On those grounds, cyber probably should be regarded as a realm apart, despite its importance. Most of the easy analogies to nuclear weapons and deterrence are misleading. And cyber attacks are hardly binary in the way that any use of nuclear weapons would be: the attacks cover the range from cyber espionage, to attacks, like Stuxnet, that seek to inflict physical damage, to attacks intended to manipulate information, ideally with the victim remaining for some time ignorant of the attack. In numbers, the vast majority of cyber attacks are simple crime.
Biological analogies are probably more helpful than nuclear ones: every attack demonstrates to the victim where it is vulnerable, and it patches those vulnerabilities. Thus far it is hard to imagine an attack that does so much damage that kinetic, much less nuclear, retaliations would be a plausible threat. And, in any case, unlike the imagery of the Cold War—with rocket flight times in minutes—there would be time to deliberate.

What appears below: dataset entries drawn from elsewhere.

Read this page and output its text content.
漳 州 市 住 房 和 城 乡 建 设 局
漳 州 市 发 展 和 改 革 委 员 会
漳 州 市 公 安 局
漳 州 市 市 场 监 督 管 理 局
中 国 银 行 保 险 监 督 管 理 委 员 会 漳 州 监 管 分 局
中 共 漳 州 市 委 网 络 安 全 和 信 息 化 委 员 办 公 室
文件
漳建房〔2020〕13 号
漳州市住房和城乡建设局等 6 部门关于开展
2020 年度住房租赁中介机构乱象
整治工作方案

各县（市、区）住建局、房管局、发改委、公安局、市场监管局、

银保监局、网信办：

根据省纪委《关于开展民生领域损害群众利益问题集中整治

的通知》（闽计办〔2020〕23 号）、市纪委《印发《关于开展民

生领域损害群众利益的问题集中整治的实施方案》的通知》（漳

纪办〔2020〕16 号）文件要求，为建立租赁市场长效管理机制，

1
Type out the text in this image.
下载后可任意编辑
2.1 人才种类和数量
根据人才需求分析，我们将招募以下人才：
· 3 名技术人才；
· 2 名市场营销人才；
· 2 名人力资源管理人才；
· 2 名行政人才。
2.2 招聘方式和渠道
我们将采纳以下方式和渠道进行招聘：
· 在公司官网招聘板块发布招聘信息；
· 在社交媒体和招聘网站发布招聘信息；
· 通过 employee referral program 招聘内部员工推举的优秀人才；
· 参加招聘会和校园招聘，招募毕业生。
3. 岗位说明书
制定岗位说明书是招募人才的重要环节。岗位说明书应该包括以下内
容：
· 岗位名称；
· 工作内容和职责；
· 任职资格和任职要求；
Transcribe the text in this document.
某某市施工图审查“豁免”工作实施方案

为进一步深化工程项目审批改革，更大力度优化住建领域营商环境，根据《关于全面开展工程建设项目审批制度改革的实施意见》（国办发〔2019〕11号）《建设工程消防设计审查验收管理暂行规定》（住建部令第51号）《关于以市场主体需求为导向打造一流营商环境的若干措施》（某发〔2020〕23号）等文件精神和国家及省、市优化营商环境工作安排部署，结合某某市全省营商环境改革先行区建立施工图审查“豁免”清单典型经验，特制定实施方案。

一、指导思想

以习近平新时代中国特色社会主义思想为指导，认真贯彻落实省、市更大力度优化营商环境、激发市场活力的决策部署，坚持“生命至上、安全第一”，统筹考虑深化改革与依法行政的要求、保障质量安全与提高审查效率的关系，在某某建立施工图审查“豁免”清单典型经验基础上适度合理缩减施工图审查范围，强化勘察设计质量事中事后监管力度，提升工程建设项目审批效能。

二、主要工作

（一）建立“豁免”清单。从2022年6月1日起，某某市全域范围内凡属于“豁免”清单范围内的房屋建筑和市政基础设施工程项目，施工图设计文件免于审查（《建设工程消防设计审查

When China hacked the U.S. Office of Personnel Management (OPM) in 2015, I was chairing the National Intelligence Council. We fairly quickly identified China as the source of the hack but being more precise was hard. When our policy counterparts pressed us for more detail, we were in the uncomfortable position of responding, more or less, “China is a big country.” I was then in the intelligence business, not making policy, but as a citizen I didn’t much mind the delay. It was a lesson that most of the time attribution would take time. And it also provided time for reflection about possible responses and their second-order effects.
[1] This expands a presentation I made at a Livermore-Los Alamos conference in Washington, The New Dynamics of Strategic Conflict and Competition, March 14, 2019.